Symbion Power to produce 50MW from methane - The East African

Symbion Power to produce 50MW from methane

Saturday October 29 2016

Symbion bought Kibuye Power 1 after the plant went into liquidation when it failed to pay its creditors. PHOTO | CYRIL NDEGEYA

Symbion bought Kibuye Power 1 after the plant went into liquidation when it failed to pay its creditors. PHOTO | CYRIL NDEGEYA 


Symbion Power, the American electricity generation firm that took over the Kibuye Power 1 methane gas-to-electricity power plant will embark on a phased increase of the unit’s generation capacity from 3.6 to 50MW over the next three years.

Symbion bought Kibuye Power 1 (KP1) at an undisclosed price after the plant went into liquidation when it failed to pay its creditors. The American company now says it plans to increase generation capacity first to 25MW by 2018 and eventually to 50MW by 2019. 

“The plant (Kibuye Power 1) was handed over to us last week and we are currently focused on getting it restarted because it was shut down during the sale process. We will start the upgrade early next year and have 25MW within 16 months of commencing work,” Symbion’s chief executive officer Paul Hinks said.

KP1 is the second power project Symbion is developing on Lake Kivu after signing an earlier concession and power purchase agreements for another 56MW methane to power plant on Lake Kivu last December. Under that agreement, the first 14MW are expected in 2018.

The upgrade of KP1, will give Symbion a combined gas-to-electricity capacity of 106MW on Lake Kivu that will be almost equal to the current 119MW of installed generation capacity or nearly  50 per cent of Rwanda’s current  supply that includes imports. Symbion says it expects to invest around $350 million in the two projects.

“Rwanda is an incredibly beautiful country blessed with exceptional leadership and an outstanding population of proud, industrious millennials. In a period of only 22 years it has transformed itself into an investment destination ranked second only to Mauritius in the World Bank’s annual Doing Business Index,” Mr Hinks said.

Explaining why his company is increasingly investing in Rwanda energy sector adding that its 12 million  strong population was more of an asset.

Dogged by shareholders’ wrangles coupled with court cases, in Rwandan and international courts KP1 has been operating below capacity. While the plant was designed to generate 5MW, it has been adding only 2MW the national grid.

Dane Associates, a Scottish firm owned 70 per cent in the project before Rwandan government successfully filed for liquidation of KP1. Dane Associates sought redress through international arbitration accusing Rwanda of breaching its contractual obligations under the project.

The bad blood between the Rwanda government and Dane Associates came to the fore in 2005 when the latter allegedly failed to account for $3 million in pre-project costs.

American independent power producers have taken a keen interest in the Lake Kivu methane gas projects and are now eyeing the Democratic Republic of Congo side.

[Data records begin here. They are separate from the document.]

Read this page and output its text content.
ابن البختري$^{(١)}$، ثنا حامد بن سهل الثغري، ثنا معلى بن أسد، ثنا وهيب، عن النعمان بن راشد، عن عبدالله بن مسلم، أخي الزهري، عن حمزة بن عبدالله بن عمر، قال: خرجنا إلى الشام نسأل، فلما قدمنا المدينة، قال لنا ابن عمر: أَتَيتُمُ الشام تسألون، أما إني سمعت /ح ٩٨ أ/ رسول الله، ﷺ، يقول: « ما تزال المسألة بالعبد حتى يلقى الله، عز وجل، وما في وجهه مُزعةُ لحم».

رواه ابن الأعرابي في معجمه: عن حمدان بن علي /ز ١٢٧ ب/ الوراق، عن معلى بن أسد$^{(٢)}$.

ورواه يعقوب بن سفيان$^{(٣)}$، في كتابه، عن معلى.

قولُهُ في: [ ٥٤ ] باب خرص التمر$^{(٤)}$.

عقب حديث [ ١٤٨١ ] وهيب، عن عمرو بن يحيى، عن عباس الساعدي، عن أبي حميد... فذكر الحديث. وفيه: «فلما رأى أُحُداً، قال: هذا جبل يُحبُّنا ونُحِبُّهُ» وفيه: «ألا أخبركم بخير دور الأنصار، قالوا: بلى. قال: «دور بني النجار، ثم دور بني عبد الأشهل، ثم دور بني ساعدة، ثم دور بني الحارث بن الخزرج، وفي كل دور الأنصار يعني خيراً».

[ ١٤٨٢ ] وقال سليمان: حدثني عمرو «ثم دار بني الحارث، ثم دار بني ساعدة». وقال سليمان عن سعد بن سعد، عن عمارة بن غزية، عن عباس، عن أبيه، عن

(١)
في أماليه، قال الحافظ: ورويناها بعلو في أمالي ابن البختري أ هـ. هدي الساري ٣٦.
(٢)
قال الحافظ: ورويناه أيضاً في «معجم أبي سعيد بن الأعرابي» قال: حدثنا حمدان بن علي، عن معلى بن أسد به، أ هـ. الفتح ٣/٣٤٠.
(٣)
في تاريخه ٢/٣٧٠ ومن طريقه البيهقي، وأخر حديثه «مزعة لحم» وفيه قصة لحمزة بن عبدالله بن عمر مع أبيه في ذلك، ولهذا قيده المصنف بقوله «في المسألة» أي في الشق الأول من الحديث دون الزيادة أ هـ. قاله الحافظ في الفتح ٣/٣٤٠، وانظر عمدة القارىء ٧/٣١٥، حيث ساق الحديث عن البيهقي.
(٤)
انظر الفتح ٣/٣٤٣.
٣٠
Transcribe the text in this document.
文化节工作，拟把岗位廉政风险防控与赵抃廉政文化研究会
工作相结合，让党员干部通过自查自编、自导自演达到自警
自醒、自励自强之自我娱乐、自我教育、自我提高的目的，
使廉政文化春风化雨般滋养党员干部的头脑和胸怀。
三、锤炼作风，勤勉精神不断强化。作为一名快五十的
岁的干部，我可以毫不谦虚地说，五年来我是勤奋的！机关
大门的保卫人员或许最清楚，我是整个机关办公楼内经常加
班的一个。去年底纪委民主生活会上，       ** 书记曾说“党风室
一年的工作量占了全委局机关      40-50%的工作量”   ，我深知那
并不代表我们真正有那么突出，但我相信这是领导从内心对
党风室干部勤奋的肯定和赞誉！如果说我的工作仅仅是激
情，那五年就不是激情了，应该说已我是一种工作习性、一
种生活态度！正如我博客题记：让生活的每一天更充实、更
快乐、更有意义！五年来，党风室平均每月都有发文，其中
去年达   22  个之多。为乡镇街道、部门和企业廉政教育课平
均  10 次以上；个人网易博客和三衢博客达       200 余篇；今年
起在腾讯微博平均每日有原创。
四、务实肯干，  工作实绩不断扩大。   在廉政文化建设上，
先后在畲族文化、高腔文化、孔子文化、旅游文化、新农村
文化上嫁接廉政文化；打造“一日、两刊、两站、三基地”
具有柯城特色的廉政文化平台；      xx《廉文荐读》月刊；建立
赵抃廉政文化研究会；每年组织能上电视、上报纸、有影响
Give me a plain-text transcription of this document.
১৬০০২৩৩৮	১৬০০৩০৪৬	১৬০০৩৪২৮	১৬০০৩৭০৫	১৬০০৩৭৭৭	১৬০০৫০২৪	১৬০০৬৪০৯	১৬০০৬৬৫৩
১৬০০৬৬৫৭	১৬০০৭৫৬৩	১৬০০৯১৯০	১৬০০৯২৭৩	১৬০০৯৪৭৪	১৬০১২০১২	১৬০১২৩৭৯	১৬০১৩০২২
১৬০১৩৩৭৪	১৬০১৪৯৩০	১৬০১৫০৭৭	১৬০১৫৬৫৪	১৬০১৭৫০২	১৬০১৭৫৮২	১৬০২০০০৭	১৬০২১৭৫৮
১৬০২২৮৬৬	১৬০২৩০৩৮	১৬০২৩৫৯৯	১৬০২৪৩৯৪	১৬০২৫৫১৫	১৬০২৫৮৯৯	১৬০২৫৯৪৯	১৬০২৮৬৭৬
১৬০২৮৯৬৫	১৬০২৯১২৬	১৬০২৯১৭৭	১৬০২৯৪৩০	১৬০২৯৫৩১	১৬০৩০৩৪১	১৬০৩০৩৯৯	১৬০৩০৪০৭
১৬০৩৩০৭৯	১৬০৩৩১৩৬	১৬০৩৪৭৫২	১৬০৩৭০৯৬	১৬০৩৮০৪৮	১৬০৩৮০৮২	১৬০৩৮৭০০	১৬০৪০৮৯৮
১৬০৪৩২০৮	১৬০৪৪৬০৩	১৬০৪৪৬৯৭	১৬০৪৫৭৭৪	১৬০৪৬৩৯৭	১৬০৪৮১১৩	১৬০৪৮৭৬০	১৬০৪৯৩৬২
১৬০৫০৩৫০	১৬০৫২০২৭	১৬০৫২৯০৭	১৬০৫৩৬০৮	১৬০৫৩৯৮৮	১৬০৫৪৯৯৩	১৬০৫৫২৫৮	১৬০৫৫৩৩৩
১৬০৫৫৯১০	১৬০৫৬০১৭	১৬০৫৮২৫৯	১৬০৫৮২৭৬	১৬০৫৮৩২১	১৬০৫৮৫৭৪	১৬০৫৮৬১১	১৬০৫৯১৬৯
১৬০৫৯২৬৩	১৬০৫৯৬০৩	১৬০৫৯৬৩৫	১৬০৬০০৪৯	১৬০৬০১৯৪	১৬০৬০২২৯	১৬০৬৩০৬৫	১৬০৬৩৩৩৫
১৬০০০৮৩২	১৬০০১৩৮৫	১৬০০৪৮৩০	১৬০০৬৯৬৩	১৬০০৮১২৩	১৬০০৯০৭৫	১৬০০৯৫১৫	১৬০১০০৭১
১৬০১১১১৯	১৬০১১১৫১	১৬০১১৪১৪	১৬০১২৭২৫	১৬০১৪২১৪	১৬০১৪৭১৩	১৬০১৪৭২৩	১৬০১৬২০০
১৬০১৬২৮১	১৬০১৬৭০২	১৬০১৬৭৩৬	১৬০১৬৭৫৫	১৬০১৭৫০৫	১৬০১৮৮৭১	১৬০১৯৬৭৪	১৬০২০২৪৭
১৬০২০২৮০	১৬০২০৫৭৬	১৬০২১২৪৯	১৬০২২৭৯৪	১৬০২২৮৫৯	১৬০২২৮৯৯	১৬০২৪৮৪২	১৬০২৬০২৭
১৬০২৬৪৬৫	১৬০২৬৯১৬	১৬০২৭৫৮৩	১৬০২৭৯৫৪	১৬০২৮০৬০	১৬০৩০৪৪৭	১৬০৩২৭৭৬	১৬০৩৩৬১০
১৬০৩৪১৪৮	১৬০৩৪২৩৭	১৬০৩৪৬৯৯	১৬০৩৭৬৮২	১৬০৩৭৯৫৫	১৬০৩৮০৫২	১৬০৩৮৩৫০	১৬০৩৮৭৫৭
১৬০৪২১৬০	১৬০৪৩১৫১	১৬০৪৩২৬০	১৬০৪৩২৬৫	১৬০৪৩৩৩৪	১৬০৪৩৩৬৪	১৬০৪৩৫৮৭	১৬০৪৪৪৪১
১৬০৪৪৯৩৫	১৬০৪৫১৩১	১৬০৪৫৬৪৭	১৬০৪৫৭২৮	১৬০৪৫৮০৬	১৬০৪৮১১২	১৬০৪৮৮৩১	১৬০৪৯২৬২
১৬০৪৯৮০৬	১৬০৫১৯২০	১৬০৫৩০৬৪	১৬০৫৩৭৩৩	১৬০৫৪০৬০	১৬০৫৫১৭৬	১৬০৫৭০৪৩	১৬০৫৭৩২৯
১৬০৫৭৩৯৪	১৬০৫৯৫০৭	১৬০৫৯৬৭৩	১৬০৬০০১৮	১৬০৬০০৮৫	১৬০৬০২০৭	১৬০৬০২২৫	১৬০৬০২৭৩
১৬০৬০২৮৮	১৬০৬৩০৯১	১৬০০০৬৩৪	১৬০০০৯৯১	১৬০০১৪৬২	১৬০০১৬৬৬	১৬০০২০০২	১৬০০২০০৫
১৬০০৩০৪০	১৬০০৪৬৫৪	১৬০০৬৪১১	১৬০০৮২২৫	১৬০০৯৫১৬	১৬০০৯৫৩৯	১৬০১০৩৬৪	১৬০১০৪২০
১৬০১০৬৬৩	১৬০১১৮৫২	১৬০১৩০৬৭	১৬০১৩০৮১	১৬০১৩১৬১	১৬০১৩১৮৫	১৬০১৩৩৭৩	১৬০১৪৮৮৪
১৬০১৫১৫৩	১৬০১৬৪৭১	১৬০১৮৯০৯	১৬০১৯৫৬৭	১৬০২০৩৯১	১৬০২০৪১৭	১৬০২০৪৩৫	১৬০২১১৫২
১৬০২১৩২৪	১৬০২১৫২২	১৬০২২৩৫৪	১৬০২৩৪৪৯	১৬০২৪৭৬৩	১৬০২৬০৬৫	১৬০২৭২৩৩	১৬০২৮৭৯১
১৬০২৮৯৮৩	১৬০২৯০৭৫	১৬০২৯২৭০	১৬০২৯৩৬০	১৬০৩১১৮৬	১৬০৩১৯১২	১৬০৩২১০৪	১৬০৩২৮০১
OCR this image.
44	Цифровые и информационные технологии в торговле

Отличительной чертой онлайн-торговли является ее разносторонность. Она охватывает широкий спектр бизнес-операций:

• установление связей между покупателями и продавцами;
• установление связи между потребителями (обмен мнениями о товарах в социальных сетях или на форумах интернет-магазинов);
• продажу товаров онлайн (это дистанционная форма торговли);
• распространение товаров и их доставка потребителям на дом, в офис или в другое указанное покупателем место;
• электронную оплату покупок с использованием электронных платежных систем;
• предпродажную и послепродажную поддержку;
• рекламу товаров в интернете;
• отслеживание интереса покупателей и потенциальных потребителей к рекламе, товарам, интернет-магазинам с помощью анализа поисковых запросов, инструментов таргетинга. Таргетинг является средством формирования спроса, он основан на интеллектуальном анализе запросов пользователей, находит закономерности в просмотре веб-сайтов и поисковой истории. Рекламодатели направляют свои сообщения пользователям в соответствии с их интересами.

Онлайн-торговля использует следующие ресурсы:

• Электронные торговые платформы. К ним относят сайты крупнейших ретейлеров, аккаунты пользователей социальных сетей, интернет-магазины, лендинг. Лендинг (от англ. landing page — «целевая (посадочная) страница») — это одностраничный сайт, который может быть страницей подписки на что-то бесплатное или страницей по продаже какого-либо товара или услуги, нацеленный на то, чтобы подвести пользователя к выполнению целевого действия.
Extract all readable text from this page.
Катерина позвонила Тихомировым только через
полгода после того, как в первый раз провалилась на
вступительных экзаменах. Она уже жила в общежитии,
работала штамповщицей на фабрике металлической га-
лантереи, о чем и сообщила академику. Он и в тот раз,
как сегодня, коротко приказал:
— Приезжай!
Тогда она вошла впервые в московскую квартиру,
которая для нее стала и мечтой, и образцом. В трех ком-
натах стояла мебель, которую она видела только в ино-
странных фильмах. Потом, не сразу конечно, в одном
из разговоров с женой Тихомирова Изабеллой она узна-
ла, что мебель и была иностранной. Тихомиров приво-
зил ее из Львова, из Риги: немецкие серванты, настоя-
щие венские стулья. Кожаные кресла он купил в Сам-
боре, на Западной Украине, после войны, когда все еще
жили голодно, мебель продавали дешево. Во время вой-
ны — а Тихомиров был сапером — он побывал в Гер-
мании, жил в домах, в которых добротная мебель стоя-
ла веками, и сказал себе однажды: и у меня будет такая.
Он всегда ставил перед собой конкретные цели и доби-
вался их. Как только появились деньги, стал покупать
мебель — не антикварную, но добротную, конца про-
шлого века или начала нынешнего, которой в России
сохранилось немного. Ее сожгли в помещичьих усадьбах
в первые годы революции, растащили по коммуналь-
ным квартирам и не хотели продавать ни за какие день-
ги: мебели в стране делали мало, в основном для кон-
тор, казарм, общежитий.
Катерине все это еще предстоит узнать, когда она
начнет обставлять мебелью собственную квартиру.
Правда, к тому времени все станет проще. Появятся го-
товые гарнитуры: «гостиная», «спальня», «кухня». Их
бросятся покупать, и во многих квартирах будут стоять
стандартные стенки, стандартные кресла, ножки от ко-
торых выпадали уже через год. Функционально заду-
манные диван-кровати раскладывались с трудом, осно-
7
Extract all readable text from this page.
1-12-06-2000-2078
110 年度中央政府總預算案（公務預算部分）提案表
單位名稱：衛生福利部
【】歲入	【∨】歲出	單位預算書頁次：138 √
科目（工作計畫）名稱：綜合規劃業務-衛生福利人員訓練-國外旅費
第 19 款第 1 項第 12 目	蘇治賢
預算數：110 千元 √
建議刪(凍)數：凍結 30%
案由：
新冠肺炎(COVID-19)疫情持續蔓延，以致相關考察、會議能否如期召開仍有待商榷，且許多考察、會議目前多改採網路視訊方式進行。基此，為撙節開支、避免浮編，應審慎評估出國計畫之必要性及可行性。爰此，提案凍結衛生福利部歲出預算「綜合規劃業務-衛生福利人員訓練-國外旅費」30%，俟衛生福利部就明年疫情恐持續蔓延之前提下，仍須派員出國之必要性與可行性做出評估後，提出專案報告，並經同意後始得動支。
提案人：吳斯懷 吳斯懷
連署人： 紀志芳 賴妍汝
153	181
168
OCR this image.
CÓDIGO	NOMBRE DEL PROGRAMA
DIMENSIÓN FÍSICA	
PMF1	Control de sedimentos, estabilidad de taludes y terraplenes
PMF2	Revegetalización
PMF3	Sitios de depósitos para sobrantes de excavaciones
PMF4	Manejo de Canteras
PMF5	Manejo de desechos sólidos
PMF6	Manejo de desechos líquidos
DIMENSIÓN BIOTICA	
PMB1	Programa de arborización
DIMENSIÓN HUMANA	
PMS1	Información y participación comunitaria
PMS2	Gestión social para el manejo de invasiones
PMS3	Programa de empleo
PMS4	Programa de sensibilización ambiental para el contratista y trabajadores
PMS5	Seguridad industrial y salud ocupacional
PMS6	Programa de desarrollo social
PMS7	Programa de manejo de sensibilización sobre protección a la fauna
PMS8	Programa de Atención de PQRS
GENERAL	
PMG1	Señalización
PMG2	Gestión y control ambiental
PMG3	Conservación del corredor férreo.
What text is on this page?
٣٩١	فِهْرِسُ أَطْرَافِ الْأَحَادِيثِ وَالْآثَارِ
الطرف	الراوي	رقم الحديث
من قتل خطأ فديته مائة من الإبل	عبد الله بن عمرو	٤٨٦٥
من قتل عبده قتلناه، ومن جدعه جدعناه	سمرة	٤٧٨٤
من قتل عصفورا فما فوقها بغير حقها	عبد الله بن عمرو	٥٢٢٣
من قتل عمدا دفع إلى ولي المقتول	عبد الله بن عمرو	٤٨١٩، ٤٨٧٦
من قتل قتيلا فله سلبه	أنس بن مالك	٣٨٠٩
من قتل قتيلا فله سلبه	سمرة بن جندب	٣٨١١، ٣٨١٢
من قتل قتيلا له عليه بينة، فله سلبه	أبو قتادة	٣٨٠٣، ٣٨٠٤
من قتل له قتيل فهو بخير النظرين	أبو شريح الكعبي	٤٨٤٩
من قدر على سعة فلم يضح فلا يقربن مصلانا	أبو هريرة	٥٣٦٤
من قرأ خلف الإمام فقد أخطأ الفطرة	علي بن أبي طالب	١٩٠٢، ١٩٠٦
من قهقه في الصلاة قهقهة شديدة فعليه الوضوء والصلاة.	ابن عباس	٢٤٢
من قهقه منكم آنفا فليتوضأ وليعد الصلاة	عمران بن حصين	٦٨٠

Another US firm, Contour Global, is also producing 26MW in the lake, further validating the reliability and safety of the gas extraction methodology.

“We anticipate that Rwanda and the DRC will collaborate for Lake Kivu gas extraction and on our own part we are willing to assist DRC with technological support so that they too can safely and efficiently extract methane gas from their side of the lake.

The methane in Lake Kivu is estimated to be sufficient to generate 700 MW of electricity over a period of 55 years. Rwanda’s share of the total generation potential is about 350 MW, with the rest being DRC’s share.